Cabin steeped in not so illustrious history

Dunedin writer Quinn Berentson outside his new sleepout/writer’s room, which used to be the...
Dunedin writer Quinn Berentson outside his new sleepout/writer’s room, which used to be the passenger cabin on 'SS Flora'. PHOTO: GREGOR RICHARDSON
If the walls could talk, Quinn Berentson’s new sleepout/writer’s room would have plenty of stories to tell.

In a former life, the building was a passenger cabin which sat atop SS Flora.

The vessel was built in 1882 in Hull, England, for the Tasmanian Steam Navigation Company, and in 1891 it was bought by the Union Steam Ship Company of New Zealand to carry freight and passengers around New Zealand.

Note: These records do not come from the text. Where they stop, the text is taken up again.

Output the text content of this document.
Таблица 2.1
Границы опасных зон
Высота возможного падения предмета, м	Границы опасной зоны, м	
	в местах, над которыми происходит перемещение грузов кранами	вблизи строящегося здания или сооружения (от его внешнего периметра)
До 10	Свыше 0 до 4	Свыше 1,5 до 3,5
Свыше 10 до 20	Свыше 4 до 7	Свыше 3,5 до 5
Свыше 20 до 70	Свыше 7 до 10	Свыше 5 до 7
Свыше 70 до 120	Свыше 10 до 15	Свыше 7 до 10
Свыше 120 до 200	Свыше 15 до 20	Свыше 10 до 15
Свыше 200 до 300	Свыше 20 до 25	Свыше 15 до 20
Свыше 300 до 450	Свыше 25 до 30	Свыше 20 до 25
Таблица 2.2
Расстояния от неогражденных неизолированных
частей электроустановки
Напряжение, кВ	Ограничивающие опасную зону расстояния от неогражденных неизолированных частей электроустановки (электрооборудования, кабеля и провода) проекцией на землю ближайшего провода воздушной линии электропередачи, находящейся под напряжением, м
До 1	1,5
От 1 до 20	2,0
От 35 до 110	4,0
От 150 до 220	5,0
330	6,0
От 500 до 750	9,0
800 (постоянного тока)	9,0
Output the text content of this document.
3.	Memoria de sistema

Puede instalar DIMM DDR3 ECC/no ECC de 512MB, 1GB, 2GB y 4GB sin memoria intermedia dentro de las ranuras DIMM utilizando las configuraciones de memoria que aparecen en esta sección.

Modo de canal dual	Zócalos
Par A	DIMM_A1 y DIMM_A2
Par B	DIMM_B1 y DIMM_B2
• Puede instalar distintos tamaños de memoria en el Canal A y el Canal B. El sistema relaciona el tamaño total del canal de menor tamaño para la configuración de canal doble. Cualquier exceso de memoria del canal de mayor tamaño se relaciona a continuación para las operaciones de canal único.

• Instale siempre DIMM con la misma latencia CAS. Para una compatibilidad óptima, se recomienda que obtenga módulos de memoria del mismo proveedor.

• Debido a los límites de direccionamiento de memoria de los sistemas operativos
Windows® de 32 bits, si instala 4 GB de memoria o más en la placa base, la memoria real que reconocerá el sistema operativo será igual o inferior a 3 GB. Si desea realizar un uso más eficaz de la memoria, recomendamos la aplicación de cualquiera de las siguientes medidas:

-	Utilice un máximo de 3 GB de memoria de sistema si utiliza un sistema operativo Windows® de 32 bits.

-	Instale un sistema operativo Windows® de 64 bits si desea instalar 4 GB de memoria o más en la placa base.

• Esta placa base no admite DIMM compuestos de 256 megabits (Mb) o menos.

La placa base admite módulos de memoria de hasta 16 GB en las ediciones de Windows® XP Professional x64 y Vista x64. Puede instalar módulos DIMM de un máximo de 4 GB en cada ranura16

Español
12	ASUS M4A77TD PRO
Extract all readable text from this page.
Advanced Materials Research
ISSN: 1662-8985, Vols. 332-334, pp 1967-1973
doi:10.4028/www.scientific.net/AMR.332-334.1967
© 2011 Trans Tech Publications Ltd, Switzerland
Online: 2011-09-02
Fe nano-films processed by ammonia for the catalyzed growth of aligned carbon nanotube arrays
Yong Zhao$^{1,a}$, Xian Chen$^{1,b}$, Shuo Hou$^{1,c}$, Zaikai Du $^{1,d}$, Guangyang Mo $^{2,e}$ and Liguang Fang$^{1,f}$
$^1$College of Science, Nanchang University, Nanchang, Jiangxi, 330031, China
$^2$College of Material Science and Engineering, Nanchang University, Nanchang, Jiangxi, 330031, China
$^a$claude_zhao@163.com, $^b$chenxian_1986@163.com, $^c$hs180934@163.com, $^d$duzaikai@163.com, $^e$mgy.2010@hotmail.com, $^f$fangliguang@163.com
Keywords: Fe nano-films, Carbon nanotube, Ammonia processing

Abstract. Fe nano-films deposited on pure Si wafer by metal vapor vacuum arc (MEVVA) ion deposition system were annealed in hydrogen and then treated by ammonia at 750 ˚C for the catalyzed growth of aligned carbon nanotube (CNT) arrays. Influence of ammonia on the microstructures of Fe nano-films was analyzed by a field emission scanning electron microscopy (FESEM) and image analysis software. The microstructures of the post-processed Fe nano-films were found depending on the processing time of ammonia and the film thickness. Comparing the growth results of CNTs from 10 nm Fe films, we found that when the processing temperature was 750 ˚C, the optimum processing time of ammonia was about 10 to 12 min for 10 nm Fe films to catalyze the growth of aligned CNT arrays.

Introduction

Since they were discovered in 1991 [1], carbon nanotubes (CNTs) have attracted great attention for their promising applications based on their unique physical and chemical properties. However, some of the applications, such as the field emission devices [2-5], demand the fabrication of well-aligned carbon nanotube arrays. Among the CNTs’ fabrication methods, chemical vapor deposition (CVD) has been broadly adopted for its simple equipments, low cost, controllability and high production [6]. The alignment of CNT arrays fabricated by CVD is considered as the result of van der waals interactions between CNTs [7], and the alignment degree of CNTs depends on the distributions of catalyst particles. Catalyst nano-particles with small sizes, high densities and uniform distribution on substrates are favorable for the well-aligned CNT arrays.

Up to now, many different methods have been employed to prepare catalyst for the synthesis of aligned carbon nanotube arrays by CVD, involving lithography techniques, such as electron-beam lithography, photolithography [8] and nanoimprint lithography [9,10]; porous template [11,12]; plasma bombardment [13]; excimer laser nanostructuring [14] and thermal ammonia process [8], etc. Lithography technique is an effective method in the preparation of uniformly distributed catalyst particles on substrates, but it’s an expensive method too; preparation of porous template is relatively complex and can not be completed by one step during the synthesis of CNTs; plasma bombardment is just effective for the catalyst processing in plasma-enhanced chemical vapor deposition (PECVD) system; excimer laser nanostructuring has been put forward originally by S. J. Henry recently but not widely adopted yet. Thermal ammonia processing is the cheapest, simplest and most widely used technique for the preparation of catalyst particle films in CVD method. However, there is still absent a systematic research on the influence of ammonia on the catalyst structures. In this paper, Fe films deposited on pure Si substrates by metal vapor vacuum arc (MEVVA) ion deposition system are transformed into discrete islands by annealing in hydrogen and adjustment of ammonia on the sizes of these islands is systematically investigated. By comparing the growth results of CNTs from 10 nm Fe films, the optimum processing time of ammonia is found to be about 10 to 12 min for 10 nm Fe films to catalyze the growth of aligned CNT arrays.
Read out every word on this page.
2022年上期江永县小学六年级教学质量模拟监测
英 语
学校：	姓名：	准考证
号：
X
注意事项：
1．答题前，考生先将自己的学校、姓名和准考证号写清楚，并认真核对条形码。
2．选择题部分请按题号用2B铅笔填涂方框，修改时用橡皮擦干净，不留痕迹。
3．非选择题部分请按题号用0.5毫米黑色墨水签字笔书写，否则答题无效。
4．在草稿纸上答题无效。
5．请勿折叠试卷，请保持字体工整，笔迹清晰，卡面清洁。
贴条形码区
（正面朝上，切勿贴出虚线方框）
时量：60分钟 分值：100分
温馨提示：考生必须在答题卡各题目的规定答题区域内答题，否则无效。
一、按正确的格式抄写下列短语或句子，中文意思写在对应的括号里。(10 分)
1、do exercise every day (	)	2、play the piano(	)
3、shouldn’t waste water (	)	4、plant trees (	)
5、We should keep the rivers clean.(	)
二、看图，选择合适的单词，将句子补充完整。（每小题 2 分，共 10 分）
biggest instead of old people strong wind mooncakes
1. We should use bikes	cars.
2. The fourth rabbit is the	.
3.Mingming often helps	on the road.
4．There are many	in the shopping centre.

Its reputation as a passenger vessel was not glowing.

American writer Mark Twain once travelled on the vessel in 1895, from Lyttelton — and he was not impressed.

He wrote of the experience, saying: "The people who sailed in the Flora that night may forget some other things if they live a good while, but they will not live long enough to forget that.

"She must have had all of 200 on board. All the cabins were full; all the cattle stalls in the main stable were full ...

"I had a cattle stall in the main stable — a cavern fitted up with a long double file of two-storied bunks, the files separated by a calico partition — 20 men and boys on one side of it, 20 women and girls on the other.

"The place was as dark as the soul of the Union Company, and smelt like a kennel.

"That boat was the foulest I was ever in."

When it reached the open seas, he said all the passengers became seasick.

'SS Flora' in Sydney Harbour, in the late 1800s. PHOTO: HOCKEN GALLERY
'SS Flora' in Sydney Harbour, in the late 1800s. PHOTO: HOCKEN GALLERY
In 1925, SS Flora became an oil carrier, before being stripped in 1944 and sunk near Auckland.

When she was retired from passenger duties in 1925, Port Otago marine superintendent Captain Norman Beaumont took ownership of the passenger cabin and used a team of six draught horses to transport it to Karitane, where it was used as a bunkroom for his grandchildren, sitting alongside the family crib.

Capt Beaumont’s great-grandson John Fitzgerald said the Beaumont family moved the cabin to Wanaka for a holiday home in the late 1960s, before moving it again to a family member’s Waitati property, where it became a sleepout for the captain’s great-grandchildren.

Mr Fitzgerald said in the early 1990s, Capt Beaumont’s grandsons — Beau, Gerald and Norman Fitzgerald and Matheson Beaumont — gave the cabin to the Port Chalmers Maritime Museum and it was housed in the museum’s "Red Shed" until a couple of years ago when Port Otago began developing its new annex.

With the museum refurbishment and Port Otago annex build pending, the Red Shed was rehomed and the cabin was safely popped in a corner of the cruise ship terminal.

Mr Fitzgerald said he asked the museum what they planned to do with the cabin, and if there was no obvious plan, suggested the family would welcome it back any time.

After 99 years, it was recently returned to the family — namely, extended family member Quinn Berentson.

Mr Berentson said he planned to restore the cabin again and turn it into a sleepout/writer’s room.

It is now perched high on the hill above West Harbour.

"I’m a writer and with all the history that has soaked into it, I think it would be a really good writer’s lurk, out of the house — especially with the view it has now."